— Вот так — не виновен. Чист, как первый снег.
— Кто сказал?
— Я.
— Это уже доказано?
— Доказательства? — Я похлопал по адидасовской сумке, перекинутой через плечо, где лежала 90-минутная пленка «Сони» с записью исповеди Тэда Макинроя. Там было и имя того, кто предал Виктора. — Вот здесь! — Но имя Семена Храпченко намеренно не назвал. Пусть это будет ему следующим сюрпризом: я слышал, что именно Храпченко ходит у Миколи в любимцах, об этом знает весь ЦС…
— И что, что там? — Он, по-моему, уловил каким-то звериным чутьем, что в этой сумке замерла и его беда. Я опять подумал стихами: «Так вот где таилась погибель моя…»
— Скоро узнаешь, Миколя. Прощай.
Я повернулся и влился в толпу оживленных, беззаботно бредущих по Гинзе людей, среди них редко-редко попадались японцы. В это время суток Гинза отдается заезжим, и они хозяйничают в ее магазинах, барах и кафе, торчат на перекрестках, пытаясь что-то выудить из карт-схем, и озабоченно вертят головами из стороны в сторону…
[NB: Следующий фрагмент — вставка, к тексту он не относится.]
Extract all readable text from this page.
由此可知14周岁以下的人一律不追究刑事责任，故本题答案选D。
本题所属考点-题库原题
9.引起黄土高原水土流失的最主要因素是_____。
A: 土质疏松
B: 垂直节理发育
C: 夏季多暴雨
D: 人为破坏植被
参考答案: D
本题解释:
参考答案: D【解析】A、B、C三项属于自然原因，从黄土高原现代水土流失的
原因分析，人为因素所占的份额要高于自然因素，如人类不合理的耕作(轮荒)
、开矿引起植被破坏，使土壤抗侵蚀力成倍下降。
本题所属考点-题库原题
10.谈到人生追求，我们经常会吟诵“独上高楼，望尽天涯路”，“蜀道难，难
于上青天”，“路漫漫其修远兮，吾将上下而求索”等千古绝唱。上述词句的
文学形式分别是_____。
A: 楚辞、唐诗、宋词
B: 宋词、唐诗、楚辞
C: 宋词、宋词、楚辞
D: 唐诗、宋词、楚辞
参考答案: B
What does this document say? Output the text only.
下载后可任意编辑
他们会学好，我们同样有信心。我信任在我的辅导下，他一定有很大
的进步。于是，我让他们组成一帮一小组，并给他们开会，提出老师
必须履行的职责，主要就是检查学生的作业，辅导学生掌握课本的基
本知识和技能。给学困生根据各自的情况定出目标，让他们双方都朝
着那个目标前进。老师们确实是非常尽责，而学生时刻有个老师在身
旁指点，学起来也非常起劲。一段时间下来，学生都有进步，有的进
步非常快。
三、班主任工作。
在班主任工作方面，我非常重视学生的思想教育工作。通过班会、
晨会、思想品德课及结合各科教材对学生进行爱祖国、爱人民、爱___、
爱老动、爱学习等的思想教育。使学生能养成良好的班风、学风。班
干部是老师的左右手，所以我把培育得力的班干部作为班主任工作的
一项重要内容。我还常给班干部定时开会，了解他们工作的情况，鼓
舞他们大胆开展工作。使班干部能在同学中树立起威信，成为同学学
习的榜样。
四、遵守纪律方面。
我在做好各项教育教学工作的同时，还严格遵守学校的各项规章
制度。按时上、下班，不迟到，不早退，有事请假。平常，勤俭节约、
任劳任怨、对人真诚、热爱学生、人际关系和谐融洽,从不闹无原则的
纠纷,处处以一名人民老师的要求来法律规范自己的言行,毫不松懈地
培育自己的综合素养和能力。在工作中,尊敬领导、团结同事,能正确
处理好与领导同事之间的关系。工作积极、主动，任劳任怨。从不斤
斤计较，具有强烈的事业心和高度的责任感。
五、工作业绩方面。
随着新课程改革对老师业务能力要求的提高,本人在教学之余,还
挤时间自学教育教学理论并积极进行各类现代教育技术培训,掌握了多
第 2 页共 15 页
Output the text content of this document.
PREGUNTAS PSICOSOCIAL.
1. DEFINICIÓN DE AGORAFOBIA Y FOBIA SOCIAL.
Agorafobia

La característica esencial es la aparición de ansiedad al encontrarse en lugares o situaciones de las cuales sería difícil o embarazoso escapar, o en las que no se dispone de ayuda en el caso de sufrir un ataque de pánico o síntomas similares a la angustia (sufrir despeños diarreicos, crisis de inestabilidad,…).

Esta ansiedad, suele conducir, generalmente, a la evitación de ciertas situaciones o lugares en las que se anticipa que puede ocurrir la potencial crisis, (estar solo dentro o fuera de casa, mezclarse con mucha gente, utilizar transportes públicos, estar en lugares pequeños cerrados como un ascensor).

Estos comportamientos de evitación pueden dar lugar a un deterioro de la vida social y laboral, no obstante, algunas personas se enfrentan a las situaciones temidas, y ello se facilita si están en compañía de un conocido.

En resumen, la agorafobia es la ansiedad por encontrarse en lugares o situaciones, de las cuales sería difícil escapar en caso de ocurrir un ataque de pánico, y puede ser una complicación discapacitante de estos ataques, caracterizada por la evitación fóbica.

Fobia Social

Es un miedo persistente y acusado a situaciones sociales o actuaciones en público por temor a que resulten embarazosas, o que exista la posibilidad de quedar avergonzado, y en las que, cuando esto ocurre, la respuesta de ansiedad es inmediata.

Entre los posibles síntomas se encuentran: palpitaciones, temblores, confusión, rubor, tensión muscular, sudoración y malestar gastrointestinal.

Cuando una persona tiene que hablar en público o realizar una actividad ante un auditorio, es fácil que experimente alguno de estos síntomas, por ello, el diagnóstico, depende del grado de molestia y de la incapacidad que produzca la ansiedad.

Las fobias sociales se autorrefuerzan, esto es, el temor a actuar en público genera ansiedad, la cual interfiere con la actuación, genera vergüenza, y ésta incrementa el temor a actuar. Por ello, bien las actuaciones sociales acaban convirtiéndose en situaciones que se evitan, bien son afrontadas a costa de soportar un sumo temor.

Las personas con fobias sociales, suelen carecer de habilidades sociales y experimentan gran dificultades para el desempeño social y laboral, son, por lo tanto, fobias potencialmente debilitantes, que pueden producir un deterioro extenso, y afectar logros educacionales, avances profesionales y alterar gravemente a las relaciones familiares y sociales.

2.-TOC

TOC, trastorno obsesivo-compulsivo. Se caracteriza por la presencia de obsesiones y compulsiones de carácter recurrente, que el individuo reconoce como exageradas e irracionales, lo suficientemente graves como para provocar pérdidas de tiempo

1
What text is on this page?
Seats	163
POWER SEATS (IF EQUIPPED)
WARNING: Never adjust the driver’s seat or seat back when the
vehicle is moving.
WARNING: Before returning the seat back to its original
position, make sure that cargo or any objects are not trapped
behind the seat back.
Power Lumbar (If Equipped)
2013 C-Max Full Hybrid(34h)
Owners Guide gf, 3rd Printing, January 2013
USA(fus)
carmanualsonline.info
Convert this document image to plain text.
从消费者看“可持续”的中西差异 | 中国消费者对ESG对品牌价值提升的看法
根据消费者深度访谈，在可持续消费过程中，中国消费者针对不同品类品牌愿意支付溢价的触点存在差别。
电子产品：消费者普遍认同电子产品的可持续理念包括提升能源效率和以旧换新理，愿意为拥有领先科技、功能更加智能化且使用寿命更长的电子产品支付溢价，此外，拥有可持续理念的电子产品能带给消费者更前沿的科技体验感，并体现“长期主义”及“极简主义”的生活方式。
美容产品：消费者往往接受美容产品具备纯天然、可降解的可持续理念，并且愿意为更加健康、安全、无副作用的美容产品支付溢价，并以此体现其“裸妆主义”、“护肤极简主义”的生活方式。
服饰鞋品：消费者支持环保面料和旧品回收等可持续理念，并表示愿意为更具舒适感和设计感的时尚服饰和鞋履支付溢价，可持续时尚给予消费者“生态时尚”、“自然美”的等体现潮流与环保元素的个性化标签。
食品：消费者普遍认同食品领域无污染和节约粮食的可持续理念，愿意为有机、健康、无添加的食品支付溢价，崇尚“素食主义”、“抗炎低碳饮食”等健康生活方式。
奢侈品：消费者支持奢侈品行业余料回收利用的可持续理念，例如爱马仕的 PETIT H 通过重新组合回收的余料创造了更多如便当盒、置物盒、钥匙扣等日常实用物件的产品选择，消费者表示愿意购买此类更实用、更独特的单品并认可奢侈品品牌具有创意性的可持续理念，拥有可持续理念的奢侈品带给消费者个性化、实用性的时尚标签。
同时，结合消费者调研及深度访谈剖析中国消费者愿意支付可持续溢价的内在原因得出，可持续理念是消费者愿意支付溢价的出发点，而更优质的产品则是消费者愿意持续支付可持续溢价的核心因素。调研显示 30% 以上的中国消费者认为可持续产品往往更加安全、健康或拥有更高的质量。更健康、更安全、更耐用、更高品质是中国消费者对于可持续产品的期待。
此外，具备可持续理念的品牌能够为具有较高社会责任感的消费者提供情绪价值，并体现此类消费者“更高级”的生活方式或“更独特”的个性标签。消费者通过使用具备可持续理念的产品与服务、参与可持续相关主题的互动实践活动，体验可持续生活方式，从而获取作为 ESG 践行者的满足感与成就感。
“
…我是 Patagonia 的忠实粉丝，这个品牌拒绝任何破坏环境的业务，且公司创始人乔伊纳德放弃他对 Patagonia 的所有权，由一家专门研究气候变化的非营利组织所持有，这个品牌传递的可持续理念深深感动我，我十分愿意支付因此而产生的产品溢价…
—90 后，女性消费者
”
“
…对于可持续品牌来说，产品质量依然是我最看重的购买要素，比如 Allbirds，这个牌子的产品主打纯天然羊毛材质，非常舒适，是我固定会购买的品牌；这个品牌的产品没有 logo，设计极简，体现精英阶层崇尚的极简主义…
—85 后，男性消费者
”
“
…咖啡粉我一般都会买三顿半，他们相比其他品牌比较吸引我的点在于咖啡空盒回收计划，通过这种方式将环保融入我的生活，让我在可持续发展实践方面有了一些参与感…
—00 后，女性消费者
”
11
Я тоже проторчал битый час на буйном перекрестке, вглядываясь в лица и вслушиваясь в голоса, точно мог увидеть или услышать Фумико…
10
Сеял мелкий холодный дождь, небо темнело так низко и зловеще над головой, что хотелось побыстрее поднять воротник плаща, бегом проскочить открытое пространство и нырнуть — куда угодно нырнуть: в универмаг, в кафе, в двери троллейбуса с запотевшими стеклами — лишь бы избавиться от этого всепроникающего, угнетающего чувства бесцельности и безысходности, что не покидало меня с той самой минуты, когда Савченко, не глядя мне в глаза, как-то мертво произнес:
— Вот тебе, бабушка, и Юрьев день…
Я как опустился в твердое кресло у продолговатого столика, примыкавшего к письменному столу зампреда, так и прирос к нему, и тело стало каким-то свинцовым, неподвижным, и даже мысли текли вязко, как твердеющая черпая смола, именно черная, потому что весь мир потерял иные краски в ту минуту, когда я услышал савченковскую новость.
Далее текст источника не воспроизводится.